Search for Freedom: Shahram Wahab Bolouri
by Zach Selekman
In 2009, Shahram Wahab Bolouri joined the Green Movement protests in Tehran, Iran. Already subject to discrimination as a Kurd, Shahram had refused to join the army after secondary school and therefore the Iranian Government refused to allow him to go to university, get a government-funded job, get a passport or buy a car. Having kept in touch with his friends in the university, he got involved in politics as they did. Despite warnings from Ayatollah Khameini that protesters would be taking their lives in their hands, he joined the week before elections took place. Shahram took photos and videos of the protests and sent them to websites to be published. He also spoke to people from Iran who were living outside of the country to update them on the situation.
The day or day after the June 12, 2009 elections, Shahram received strange calls to his cell phone, asking for someone whom Shahram did not know. Later that night at 2am, the same number called his landline phone but would not respond to Shahram’s answer. The same caller called several more times. Then someone rang up to Shahram’s family’s apartment, saying that they were neighborhood guards and that a thief was in the apartment and they were coming to arrest him. Shahram told them that they were okay but the supposed guards came up anyway. Shahram suspected that the people at the door were after him. Shahram attempted to hide in the bathroom while his father answered the door to a large number of plain-clothed government forces. They handcuffed Shahram and confiscated videos from his room and the hard drive from his computer.
Shahram asked his arresters where they were taking him. They told Shahram not to worry, they were taking him to the “good place.” When they got to the car, they blindfolded Shahram but he was able to see a sign that said they were going toward Evin Prison. That night, the group that arrested him – who were revealed to be Army Intelligence, put Shahram in a solitary cell. This cell was just a little bit more than 3.5 feet square with a small hole for a toilet, a small pipe for washing and a bright light that always stayed on. Shahram was kept there for 25 days.
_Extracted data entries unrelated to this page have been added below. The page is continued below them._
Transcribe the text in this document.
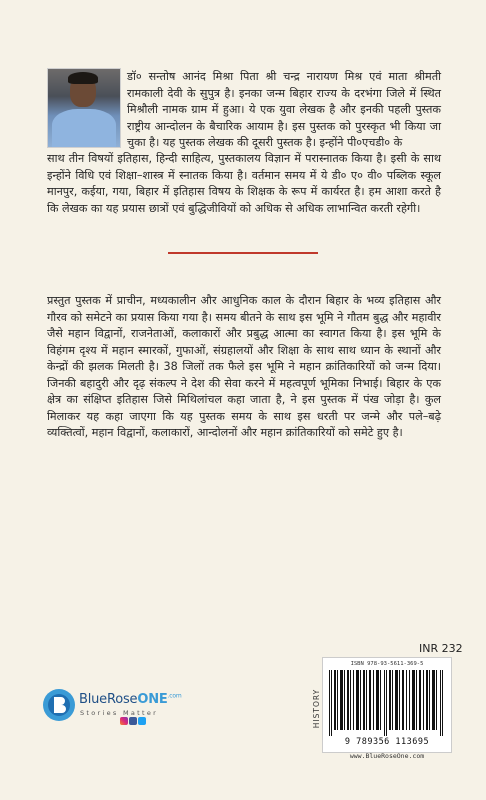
डॉ० सन्तोष आनंद मिश्रा पिता श्री चन्द्र नारायण मिश्र एवं माता श्रीमती रामकाली देवी के सुपुत्र है। इनका जन्म बिहार राज्य के दरभंगा जिले में स्थित मिश्रौली नामक ग्राम में हुआ। ये एक युवा लेखक है और इनकी पहली पुस्तक राष्ट्रीय आन्दोलन के बैचारिक आयाम है। इस पुस्तक को पुरस्कृत भी किया जा चुका है। यह पुस्तक लेखक की दूसरी पुस्तक है। इन्होंने पी०एचडी० के

साथ तीन विषयों इतिहास, हिन्दी साहित्य, पुस्तकालय विज्ञान में परास्नातक किया है। इसी के साथ इन्होंने विधि एवं शिक्षा–शास्त्र में स्नातक किया है। वर्तमान समय में ये डी० ए० वी० पब्लिक स्कूल मानपुर, कईया, गया, बिहार में इतिहास विषय के शिक्षक के रूप में कार्यरत है। हम आशा करते है कि लेखक का यह प्रयास छात्रों एवं बुद्धिजीवियों को अधिक से अधिक लाभान्वित करती रहेगी।

प्रस्तुत पुस्तक में प्राचीन, मध्यकालीन और आधुनिक काल के दौरान बिहार के भव्य इतिहास और गौरव को समेटने का प्रयास किया गया है। समय बीतने के साथ इस भूमि ने गौतम बुद्ध और महावीर जैसे महान विद्वानों, राजनेताओं, कलाकारों और प्रबुद्ध आत्मा का स्वागत किया है। इस भूमि के विहंगम दृश्य में महान स्मारकों, गुफाओं, संग्रहालयों और शिक्षा के साथ साथ ध्यान के स्थानों और केन्द्रों की झलक मिलती है। 38 जिलों तक फैले इस भूमि ने महान क्रांतिकारियों को जन्म दिया। जिनकी बहादुरी और दृढ़ संकल्प ने देश की सेवा करने में महत्वपूर्ण भूमिका निभाई। बिहार के एक क्षेत्र का संक्षिप्त इतिहास जिसे मिथिलांचल कहा जाता है, ने इस पुस्तक में पंख जोड़ा है। कुल मिलाकर यह कहा जाएगा कि यह पुस्तक समय के साथ इस धरती पर जन्मे और पले–बढ़े व्यक्तित्वों, महान विद्वानों, कलाकारों, आन्दोलनों और महान क्रांतिकारियों को समेटे हुए है।

INR 232
HISTORY
ISBN 978-93-5611-369-5
9 789356 113695
www.BlueRoseOne.com
BlueRoseONE$^{.com}$
Stories Matter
Shahram was then moved to a different building in which he was interrogated every day. During this time the authorities also used psychological and physical torture. On one occasion, the authorities, realizing that Shahram had done bodybuilding, asked him to squat and stand up 100 times. He did this, but they said that Shahram didn’t count so they told him to do it again, but to count to 200. Then they said that they couldn’t hear him – they made him to do it 500 times. Before this, Shahram had broken his leg in a motorcycle accident and he told the officers that he couldn’t do the exercise that many times. The authorities told him that he could do it because he was a bodybuilder, but after about 100, Shahram fell to the floor. The guards told Shahram that he was cheating them and told him to count from 1500 to 1. Shahram fell down again and passed out.
After 7.5 months, Shahram was released on a bail of $200,000, for which his parents and his relatives gave over the deeds to their homes. Thinking the nightmare was over, he received a letter from the prison that his sentence was actually for another 4 years. He decided to leave the country, unsure if he would be executed or tortured if he returned to the prison. Shahram is currently waiting for assistance from the United Nations High Commissioner for Refugees (UNHCR) to be able to seek asylum in another country.